Ricco Rodriguez Vs Tim Sylvia
Bj Penn Vs Caol Uno
Din Thomas Vs Matt Serra
Tank Abbott Vs Frank Mir 

__________________________________

My Predictions are
Ricco
Bj
Matt
Frank


----------



## J-kid (Jan 28, 2003)

I look forward to ufc 41 
You forgot the main fight i think 
Chuck lidel vs Tito Ortiz


----------



## J-kid (Jan 28, 2003)

I also am giving tank the benifit of the doubt,


----------



## ace (Jan 28, 2003)

When or if it is I Take Tito
His Striking Skills Shocked Alot of People
Including my Self.

But he is still A Good Wrestler & Geting better
With his Submisson Skills Trainingh with Ricco,Fabio & J sect.

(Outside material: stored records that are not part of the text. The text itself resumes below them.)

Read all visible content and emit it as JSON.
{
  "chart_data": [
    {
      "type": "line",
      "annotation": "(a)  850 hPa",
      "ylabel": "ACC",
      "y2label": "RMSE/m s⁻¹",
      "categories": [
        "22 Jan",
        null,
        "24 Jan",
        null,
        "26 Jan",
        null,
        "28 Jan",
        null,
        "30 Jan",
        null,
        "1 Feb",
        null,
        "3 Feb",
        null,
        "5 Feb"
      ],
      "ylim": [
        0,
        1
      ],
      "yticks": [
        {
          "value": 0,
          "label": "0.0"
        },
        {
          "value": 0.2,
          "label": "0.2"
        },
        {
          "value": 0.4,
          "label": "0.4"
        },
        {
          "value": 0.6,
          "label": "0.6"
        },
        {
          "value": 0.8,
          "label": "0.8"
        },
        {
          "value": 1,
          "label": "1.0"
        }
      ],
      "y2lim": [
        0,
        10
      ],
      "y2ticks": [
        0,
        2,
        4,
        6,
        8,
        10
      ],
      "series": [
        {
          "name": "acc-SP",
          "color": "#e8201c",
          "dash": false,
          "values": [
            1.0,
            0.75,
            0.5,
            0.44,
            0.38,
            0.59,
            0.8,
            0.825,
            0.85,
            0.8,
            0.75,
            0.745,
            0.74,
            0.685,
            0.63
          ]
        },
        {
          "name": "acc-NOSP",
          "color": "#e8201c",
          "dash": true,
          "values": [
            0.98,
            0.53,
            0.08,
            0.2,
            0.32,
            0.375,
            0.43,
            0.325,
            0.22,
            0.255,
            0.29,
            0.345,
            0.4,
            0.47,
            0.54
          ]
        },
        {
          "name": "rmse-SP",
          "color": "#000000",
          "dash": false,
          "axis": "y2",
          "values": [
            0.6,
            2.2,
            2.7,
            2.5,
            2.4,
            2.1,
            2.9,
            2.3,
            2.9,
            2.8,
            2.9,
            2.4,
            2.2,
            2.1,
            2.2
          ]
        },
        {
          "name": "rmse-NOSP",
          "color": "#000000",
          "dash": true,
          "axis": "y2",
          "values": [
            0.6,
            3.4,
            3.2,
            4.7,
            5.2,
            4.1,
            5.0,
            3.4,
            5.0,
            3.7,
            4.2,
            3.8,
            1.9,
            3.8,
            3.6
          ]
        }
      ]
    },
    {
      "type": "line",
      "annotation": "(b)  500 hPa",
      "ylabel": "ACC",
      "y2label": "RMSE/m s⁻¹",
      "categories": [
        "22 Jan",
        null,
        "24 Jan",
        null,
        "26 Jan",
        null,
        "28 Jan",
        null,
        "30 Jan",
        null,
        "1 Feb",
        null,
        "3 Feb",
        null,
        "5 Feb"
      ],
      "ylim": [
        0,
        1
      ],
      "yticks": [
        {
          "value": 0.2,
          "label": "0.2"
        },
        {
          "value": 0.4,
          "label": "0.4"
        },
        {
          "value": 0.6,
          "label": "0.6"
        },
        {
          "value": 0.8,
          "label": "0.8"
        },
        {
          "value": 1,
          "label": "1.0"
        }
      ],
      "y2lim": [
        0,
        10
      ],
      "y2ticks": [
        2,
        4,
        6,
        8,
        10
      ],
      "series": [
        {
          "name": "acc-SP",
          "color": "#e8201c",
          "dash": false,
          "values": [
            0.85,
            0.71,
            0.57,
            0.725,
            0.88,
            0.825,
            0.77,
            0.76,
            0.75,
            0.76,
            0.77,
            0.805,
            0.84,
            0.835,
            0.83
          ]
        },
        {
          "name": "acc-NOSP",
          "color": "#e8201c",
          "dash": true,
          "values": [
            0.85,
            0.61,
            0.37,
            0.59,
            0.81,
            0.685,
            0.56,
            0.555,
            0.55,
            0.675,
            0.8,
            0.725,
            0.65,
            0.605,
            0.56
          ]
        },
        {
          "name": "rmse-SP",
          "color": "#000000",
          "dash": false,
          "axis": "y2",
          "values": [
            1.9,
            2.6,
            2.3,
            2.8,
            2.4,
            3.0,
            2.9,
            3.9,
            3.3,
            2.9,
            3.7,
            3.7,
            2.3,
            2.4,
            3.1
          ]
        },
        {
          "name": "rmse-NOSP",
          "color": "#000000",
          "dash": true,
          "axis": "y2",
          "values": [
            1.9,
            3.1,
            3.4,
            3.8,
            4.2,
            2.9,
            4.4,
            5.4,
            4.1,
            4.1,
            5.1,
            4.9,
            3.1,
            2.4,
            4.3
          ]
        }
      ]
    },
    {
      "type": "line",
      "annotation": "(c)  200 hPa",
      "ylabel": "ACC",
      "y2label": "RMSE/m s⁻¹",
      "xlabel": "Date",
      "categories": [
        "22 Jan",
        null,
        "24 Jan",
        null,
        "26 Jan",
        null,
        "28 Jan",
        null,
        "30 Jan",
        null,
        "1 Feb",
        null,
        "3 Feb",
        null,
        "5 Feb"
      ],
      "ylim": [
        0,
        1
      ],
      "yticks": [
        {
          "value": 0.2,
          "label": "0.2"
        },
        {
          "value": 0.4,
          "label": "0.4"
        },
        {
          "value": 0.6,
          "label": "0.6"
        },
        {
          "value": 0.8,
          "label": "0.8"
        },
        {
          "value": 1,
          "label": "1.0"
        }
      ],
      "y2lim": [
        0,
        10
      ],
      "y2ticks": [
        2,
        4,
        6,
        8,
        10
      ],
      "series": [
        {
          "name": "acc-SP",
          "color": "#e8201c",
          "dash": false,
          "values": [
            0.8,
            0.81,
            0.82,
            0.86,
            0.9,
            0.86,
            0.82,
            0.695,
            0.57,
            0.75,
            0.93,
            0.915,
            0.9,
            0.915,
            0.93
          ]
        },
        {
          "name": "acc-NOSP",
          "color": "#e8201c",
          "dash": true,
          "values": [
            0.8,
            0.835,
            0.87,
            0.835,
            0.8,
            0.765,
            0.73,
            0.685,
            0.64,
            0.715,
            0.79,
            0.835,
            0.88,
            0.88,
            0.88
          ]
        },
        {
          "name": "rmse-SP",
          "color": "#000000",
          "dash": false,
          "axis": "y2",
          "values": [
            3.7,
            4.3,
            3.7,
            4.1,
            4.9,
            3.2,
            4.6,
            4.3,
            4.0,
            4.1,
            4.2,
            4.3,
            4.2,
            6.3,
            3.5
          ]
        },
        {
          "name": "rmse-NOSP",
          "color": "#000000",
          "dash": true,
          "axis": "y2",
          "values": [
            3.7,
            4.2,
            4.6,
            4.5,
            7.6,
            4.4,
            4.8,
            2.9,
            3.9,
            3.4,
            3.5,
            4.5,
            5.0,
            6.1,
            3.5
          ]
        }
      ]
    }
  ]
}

Chuck is on a hot ride rite now 
& there is no dout this will be an exciting Fight.

To bad These Fights are not under Early U.F.C. Ruels
Or even in Pride


----------



## Handsword (Feb 7, 2003)

when is this event?


----------



## JDenz (Feb 7, 2003)

Feb 20 somehing.  Tito and Chuck are a long way from signed so they probley wont fight for awhile.


----------



## Infight (Feb 27, 2003)

I dont know if it already happened, but i think these 2 strikes can promote an amazing fight.


----------



## ace (Feb 27, 2003)

> _Originally posted by Infight _
> *I dont know if it already happened, but i think these 2 strikes can promote an amazing fight. *




Agreed Silva is Verry Powerful As is Chuck
This Fight Would Be a Barn Burner.

If it happend I would Prefer to See it under Pride Rules.


----------



## JDenz (Feb 27, 2003)

It would probley be a great fight =-)


----------